O Código de Nuremberga é um conjunto de dez princípios éticos para a experiência médica em seres humanos e foi formulado em 1947, na sequência das experiências feitas durante a Segunda Guerra Mundial. Tem o objetivo de proteger os cidadãos e trata-se, por isso, de um dos mais influentes documentos na história da investigação clínica.
A publicação começou a circular pouco depois de uma conferência de imprensa a 1 de dezembro (quarta-feira, como indica a publicação de Facebook mais abaixo) na qual a presidente da Comissão Europeia admitiu que os Estados-membros têm de considerar a obrigatoriedade das vacinas.
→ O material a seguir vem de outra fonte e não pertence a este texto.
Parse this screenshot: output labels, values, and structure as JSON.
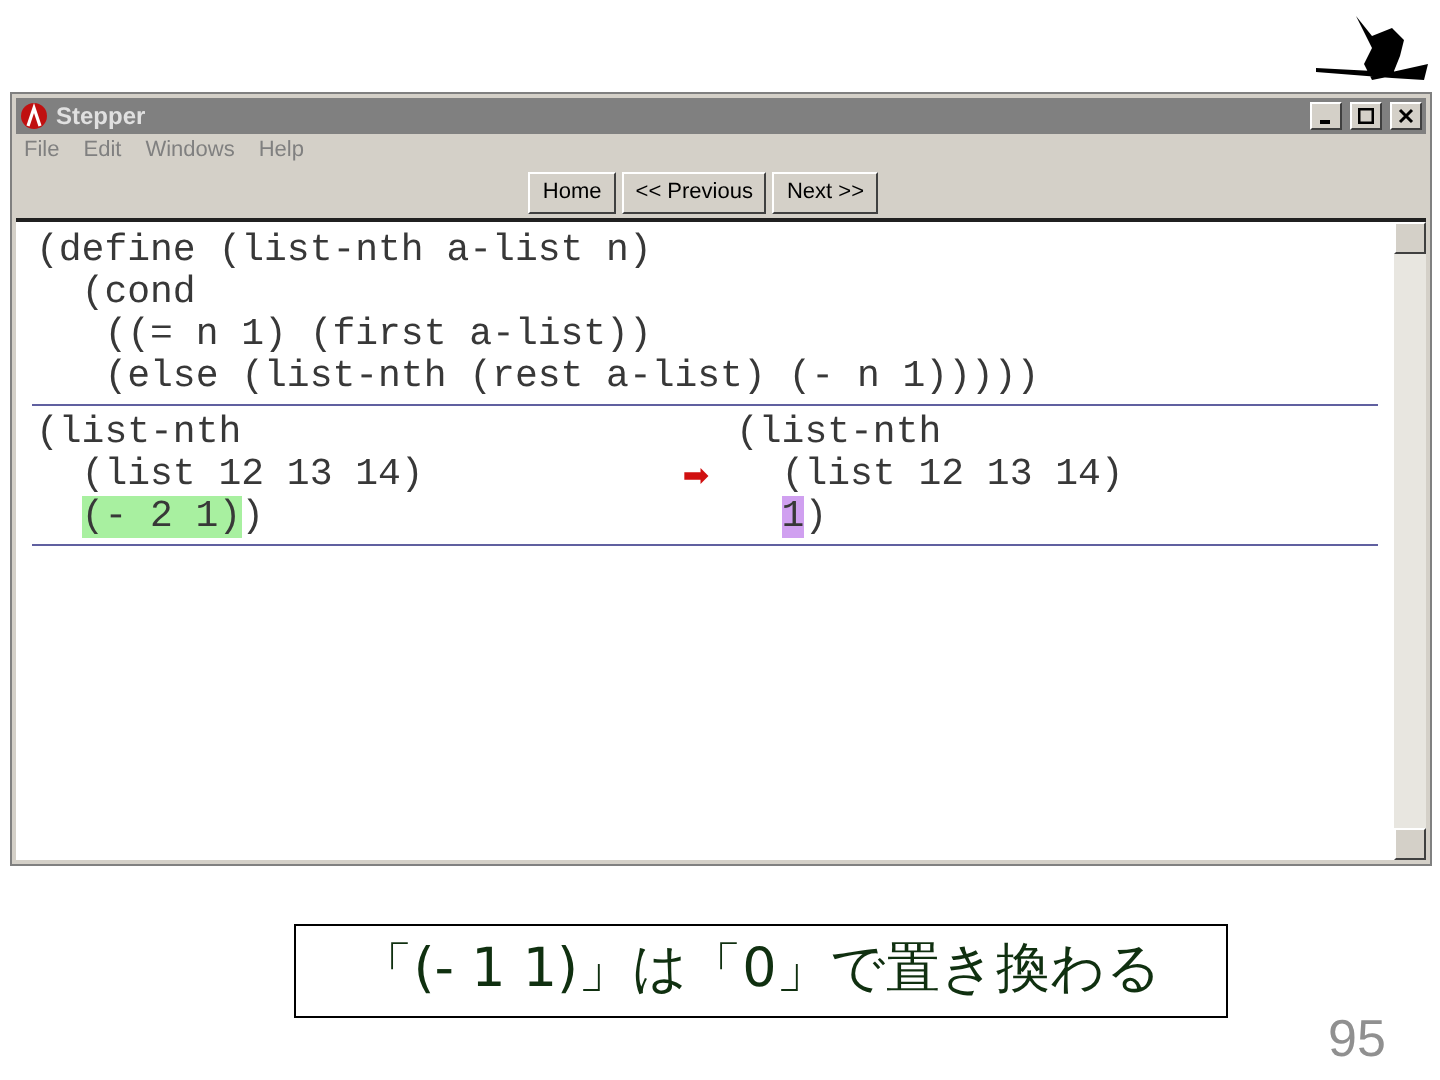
{
  "window": {
    "title": "Stepper"
  },
  "menu": [
    "File",
    "Edit",
    "Windows",
    "Help"
  ],
  "toolbar": [
    "Home",
    "<< Previous",
    "Next >>"
  ],
  "definition": [
    [
      {
        "text": "(define (list-nth a-list n)"
      }
    ],
    [
      {
        "text": "  (cond"
      }
    ],
    [
      {
        "text": "   ((= n 1) (first a-list))"
      }
    ],
    [
      {
        "text": "   (else (list-nth (rest a-list) (- n 1)))))"
      }
    ]
  ],
  "step": {
    "before": {
      "head": "(list-nth",
      "args": [
        [
          {
            "text": "(list 12 13 14)"
          }
        ],
        [
          {
            "text": "(- 2 1)",
            "color": "#a8f0a0"
          },
          {
            "text": ")"
          }
        ]
      ]
    },
    "arrow": "➡",
    "after": {
      "head": "(list-nth",
      "args": [
        [
          {
            "text": "(list 12 13 14)"
          }
        ],
        [
          {
            "text": "1",
            "color": "#d0a0f0"
          },
          {
            "text": ")"
          }
        ]
      ]
    }
  },
  "caption": "「(- 1 1)」は「0」で置き換わる",
  "page_number": "95"
}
Penso que é compreensível e apropriado liderar esta discussão agora, sobre como podemos encorajar e pensar potencialmente na vacinação obrigatória dentro da União Europeia. Isto precisa de ser discutido, precisa de uma abordagem comum. Mas é uma discussão que eu penso que tem de acontecer”, afirmou Ursula von der Leyen.
Eis o post de Facebook em causa, que sugere que a presidente da Comissão Europeia “prepara-se para forçar o cancelamento do Código de Nuremberga” e “está a desencadear um processo tirânico a nível europeu”:
A conferência de imprensa que levou a esta publicação está disponível na íntegra aqui. Mas, ao analisar todas as declarações, conclui-se que em momento algum a presidente da Comissão Europeia falou sobre o Código de Nuremberga.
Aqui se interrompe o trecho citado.